SIMBAD references

We present a numerical study of the global modes of oscillation of thick accretion discs around black holes. We have previously studied the case of constant distributions of specific angular momentum. In this second paper, we investigate (i) how the size of the disc affects the oscillation eigenfrequencies, and (ii) the effect of power-law distributions of angular momentum on the oscillations. In particular, we compare the oscillations of the disc with the epicyclic eigenfrequencies of a test particle with different angular momentum distributions orbiting around the central object. We find that there is a frequency shift away from the epicyclic eigenfrequency of the test particle to lower values as the size of the tori is increased. We have also studied the response of a thick accretion disc to a localized external perturbation using non-constant specific angular momentum distributions within the disc. We find that in this case it is also possible (as reported previously for constant angular momentum distributions) to efficiently excite internal modes of oscillation.
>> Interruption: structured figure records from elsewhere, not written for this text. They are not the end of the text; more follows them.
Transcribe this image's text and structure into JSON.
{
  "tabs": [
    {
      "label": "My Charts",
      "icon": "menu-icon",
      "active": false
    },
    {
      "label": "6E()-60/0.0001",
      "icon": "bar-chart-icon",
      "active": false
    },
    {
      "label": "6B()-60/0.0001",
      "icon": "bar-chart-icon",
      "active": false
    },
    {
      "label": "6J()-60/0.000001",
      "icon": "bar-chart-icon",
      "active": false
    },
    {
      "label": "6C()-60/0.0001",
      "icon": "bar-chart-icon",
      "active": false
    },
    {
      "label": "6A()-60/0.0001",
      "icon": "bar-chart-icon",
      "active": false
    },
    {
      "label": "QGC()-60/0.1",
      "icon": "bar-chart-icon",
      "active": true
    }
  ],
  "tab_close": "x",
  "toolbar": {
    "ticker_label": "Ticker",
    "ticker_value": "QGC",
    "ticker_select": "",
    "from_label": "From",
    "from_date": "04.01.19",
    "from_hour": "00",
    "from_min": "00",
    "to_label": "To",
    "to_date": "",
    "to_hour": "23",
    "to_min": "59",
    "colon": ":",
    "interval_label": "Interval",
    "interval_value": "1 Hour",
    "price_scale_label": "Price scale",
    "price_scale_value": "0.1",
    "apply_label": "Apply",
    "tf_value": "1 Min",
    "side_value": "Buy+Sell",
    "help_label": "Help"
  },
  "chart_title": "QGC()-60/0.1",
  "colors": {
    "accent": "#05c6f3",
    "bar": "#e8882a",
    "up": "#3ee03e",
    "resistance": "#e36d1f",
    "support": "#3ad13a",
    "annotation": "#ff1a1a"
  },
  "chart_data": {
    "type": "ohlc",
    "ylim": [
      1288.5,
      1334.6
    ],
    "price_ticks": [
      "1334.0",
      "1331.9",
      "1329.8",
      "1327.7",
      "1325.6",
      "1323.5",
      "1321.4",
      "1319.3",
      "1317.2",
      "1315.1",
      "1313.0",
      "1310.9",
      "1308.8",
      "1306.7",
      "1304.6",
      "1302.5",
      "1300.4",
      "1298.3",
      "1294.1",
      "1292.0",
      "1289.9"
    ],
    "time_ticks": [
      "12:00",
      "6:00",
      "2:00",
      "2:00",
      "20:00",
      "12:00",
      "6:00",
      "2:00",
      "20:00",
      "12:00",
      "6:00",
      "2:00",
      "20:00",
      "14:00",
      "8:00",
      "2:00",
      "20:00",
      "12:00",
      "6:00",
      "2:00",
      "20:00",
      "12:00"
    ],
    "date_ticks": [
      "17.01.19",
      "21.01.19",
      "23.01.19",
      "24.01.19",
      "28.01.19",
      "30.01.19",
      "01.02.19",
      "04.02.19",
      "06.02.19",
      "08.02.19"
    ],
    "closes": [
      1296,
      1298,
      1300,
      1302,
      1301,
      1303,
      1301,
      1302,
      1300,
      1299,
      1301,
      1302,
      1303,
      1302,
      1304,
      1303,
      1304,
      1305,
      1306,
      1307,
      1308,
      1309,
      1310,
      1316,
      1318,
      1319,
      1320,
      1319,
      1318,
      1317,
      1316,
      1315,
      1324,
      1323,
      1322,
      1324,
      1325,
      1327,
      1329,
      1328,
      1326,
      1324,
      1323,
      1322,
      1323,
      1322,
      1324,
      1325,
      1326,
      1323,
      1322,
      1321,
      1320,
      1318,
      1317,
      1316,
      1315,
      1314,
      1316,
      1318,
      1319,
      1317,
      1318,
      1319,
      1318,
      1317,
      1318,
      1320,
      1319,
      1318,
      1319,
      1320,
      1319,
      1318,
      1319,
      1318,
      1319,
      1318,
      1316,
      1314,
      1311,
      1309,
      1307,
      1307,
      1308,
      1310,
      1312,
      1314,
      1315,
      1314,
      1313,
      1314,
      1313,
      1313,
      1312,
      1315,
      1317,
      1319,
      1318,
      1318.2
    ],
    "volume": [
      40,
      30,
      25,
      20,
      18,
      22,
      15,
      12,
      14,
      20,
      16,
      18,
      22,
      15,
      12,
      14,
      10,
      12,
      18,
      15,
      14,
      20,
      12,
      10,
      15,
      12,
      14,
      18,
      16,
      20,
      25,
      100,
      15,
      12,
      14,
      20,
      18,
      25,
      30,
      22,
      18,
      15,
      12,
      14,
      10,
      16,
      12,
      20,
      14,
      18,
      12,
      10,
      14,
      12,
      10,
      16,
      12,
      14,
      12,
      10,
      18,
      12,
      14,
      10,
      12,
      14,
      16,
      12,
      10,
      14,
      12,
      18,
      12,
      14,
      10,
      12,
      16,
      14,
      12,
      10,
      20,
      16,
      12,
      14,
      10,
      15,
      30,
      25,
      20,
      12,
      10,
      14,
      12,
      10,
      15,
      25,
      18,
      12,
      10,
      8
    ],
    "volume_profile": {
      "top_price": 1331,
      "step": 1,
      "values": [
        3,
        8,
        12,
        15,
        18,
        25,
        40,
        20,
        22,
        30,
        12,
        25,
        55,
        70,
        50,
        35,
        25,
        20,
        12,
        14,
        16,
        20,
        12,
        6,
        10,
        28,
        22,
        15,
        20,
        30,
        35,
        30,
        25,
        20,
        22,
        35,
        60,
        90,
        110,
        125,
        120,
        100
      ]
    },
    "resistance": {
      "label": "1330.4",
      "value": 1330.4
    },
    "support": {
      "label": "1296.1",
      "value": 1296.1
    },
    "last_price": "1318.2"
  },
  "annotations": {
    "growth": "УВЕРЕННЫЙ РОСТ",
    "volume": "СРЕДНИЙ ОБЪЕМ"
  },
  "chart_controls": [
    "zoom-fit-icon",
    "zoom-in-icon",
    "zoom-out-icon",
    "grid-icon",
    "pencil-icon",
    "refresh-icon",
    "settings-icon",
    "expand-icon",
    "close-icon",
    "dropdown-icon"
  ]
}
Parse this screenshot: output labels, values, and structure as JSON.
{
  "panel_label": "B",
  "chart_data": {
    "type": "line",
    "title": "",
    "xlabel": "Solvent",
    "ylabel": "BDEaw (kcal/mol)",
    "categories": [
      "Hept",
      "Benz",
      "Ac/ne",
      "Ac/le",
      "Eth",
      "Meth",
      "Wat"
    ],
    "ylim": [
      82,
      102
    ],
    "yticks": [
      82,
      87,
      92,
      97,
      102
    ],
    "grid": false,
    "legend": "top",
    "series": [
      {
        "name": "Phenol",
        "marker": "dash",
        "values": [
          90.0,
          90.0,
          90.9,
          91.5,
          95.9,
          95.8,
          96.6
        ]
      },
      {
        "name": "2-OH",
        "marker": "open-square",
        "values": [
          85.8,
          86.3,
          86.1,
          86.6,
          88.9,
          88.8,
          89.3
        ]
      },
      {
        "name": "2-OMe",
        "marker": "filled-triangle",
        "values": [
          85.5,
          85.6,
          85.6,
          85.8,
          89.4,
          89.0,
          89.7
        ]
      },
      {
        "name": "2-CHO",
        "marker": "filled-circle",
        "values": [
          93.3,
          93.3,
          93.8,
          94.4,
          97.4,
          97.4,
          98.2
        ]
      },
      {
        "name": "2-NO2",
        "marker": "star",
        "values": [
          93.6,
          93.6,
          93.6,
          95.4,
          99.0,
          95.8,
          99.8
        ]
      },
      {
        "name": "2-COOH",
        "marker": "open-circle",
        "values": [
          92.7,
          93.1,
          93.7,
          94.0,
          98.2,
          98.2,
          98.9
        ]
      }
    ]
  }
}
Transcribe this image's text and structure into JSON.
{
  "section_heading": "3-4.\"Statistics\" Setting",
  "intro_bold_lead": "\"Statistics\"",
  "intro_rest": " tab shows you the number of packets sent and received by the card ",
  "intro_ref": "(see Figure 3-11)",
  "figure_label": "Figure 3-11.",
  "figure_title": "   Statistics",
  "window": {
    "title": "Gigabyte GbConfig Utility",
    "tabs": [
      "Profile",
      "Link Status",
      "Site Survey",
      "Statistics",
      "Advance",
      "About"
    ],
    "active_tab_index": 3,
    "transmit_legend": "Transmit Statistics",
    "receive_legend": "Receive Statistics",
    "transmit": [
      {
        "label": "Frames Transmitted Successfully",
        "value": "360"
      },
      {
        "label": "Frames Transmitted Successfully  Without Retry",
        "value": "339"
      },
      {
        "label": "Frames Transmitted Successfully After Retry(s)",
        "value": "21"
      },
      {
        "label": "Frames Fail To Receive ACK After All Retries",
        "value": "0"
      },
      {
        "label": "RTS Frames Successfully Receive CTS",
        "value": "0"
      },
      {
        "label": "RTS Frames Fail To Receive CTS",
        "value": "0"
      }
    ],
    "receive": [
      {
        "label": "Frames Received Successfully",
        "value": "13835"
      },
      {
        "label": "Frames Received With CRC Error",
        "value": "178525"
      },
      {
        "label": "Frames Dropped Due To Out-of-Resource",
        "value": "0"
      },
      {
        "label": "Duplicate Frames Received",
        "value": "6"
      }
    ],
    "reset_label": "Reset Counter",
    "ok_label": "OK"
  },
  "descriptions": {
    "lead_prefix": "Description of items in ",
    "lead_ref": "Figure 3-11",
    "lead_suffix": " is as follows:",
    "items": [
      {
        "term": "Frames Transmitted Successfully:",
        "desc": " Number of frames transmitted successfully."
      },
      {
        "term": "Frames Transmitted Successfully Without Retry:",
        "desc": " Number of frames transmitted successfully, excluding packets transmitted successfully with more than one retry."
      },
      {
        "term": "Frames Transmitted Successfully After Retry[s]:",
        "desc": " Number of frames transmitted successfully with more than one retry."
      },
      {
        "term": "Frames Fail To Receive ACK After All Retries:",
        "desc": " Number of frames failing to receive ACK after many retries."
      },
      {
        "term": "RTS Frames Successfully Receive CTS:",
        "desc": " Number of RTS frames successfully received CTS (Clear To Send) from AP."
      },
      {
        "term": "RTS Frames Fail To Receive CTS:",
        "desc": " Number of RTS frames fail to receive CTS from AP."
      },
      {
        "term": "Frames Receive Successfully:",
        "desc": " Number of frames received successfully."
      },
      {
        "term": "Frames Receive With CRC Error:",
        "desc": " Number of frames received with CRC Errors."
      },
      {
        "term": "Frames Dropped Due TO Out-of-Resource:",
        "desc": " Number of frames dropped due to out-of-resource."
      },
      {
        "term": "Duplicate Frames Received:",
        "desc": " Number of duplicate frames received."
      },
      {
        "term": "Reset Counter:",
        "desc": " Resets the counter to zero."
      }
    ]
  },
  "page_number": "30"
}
In fact, we show here that the local perturbations excite global oscillations (acoustic p modes) closely related to the epicyclic oscillations of test particles. Our results are particularly relevant in the context of low-mass X-ray binaries and microquasars, and the high-frequency quasi-periodic oscillations observed in them. Our computations make use of a smoothed particle hydrodynamics code in azimuthal symmetry, and use a gravitational potential that mimics the effects of strong gravity.